I remember spotting this particular opportunity on the NAIS job board. It was the end of my Spring Break, and I had just completed three campus interviews in three different states in four days, and I was exhausted and ready to put the search in the rear view mirror. Although I liked all of the schools that I visited that week, I vividly remember saying to my wife, “Well, I just found the job I really want.” I submitted my resume, and from there, things moved pretty quickly.

Of course, once I accepted the position, the focus shifted from finding a job to planning a move. That meant making all of the little repairs to our house that suddenly seemed more urgent, interviewing realtors and preparing the house for market, and hiring movers. It also meant figuring out the housing situation here on campus, and paring down our belongings as we moved from a 3BR/2BA house with a deck, a garage, and an attic to a 2BR/2BA apartment with a small porch and no deck or attic. Then it meant shuttling across the North Carolina/Virginia border several times as we painted the new apartment, moved valuable or fragile belongings ourselves, and closed on the sale of our house. (Fortunately, our house sold quickly and relatively painlessly–no small relief given the housing market woes over the last few years.)

Once we were moved in and unpacked (early August), my attention shifted to planning for the school year. I usually spend a significant portion of July pulling together ideas/resources/etc. for the year ahead, so the start to this year felt a little like I was flying blind, but it’s gone OK. (Does this mean that perhaps I don’t have to work quite so hard in the summer anymore? That would be a nice “bonus” after five years in the classroom.)

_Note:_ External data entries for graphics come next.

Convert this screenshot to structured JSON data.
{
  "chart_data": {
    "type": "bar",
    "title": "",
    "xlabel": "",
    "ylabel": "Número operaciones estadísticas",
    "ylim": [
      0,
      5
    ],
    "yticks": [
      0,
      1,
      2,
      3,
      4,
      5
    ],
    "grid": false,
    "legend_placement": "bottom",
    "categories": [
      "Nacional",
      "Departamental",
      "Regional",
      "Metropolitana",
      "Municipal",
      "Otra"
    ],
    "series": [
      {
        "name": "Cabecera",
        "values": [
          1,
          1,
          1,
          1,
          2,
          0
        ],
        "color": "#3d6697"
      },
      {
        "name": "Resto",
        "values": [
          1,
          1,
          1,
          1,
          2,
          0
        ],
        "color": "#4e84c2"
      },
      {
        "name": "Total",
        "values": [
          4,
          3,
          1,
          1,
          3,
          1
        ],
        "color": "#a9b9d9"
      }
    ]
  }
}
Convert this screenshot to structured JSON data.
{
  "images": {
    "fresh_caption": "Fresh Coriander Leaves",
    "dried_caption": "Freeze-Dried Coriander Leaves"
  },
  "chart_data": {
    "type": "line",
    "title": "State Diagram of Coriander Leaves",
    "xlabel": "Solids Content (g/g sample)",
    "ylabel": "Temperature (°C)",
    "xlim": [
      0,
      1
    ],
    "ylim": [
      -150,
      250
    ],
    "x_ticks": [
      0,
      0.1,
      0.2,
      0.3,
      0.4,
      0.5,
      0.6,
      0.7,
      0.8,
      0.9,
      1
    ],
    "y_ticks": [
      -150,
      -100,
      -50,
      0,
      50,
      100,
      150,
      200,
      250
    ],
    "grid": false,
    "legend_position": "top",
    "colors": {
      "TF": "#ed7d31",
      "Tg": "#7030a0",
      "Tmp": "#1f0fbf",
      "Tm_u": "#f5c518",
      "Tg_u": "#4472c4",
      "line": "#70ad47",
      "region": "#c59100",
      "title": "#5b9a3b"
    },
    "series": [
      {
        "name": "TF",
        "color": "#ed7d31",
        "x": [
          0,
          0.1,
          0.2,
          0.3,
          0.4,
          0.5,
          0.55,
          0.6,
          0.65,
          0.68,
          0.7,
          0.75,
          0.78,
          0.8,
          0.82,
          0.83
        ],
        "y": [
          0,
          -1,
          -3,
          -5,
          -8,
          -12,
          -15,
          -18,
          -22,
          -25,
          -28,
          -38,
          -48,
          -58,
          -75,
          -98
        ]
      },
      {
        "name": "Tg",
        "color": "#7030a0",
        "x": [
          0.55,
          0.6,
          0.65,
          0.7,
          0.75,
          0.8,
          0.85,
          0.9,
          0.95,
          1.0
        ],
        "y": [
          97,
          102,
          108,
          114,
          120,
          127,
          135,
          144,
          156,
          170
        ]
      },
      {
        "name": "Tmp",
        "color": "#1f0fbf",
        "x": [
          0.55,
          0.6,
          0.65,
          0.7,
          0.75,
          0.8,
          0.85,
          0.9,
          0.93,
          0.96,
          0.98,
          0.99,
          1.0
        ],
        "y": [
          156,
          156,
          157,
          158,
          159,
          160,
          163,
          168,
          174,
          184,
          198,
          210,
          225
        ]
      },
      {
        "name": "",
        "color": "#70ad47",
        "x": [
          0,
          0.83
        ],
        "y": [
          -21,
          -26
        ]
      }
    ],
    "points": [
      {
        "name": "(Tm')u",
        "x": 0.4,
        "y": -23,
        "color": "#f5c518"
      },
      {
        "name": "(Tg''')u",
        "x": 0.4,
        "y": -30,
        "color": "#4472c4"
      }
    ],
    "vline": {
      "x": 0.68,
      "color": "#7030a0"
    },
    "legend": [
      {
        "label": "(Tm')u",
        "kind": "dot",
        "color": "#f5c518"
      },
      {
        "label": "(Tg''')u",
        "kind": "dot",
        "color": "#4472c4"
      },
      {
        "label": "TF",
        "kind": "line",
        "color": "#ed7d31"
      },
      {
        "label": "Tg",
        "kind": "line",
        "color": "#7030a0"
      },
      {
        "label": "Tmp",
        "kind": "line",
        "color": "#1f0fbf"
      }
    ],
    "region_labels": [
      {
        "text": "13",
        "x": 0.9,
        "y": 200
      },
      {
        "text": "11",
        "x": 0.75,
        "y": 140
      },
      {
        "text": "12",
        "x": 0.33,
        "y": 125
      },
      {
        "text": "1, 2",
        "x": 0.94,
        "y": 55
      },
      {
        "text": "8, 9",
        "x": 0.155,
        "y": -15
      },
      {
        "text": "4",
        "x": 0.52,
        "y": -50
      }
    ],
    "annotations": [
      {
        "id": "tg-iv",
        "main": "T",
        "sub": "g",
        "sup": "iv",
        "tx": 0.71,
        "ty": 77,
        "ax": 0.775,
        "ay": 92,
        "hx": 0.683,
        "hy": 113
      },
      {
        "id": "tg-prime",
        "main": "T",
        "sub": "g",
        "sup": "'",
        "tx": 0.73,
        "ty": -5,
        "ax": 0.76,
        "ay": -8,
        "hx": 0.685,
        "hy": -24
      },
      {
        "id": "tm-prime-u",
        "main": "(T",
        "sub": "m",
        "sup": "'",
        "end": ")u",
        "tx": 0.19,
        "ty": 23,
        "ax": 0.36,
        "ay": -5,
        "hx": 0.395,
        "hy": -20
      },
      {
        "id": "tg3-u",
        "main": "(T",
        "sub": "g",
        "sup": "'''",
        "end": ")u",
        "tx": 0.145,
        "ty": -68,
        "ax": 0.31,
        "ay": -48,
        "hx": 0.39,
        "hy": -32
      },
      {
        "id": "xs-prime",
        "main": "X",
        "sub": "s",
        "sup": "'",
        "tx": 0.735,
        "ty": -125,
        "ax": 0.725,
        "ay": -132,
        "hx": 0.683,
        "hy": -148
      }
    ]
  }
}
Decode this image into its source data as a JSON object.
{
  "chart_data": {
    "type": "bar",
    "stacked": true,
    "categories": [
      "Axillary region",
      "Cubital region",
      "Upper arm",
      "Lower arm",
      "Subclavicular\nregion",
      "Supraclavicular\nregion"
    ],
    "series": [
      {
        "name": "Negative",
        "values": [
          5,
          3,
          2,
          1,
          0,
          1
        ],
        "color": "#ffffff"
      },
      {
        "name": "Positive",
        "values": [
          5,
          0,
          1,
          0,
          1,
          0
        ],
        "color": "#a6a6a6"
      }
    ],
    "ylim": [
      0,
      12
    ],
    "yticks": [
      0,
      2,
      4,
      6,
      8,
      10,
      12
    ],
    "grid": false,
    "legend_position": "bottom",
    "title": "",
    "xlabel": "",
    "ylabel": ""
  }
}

Anyway, needless to say, there hasn’t been much time for blogging. However, we’re now–more or less–settled into our new place, the school year is rolling along relatively smoothly, and I’ve been itching to write again. Given that I’m back on the dorm duty rotation and will be helping out with JV basketball in addition to baseball, there’s a good chance that the busy season will start in November instead of February. With that in mind, I don’t know how long my regular posts here will last this time around, but I’m looking forward to getting back to using this as a place where I can “wonder aloud” about teaching and education in general.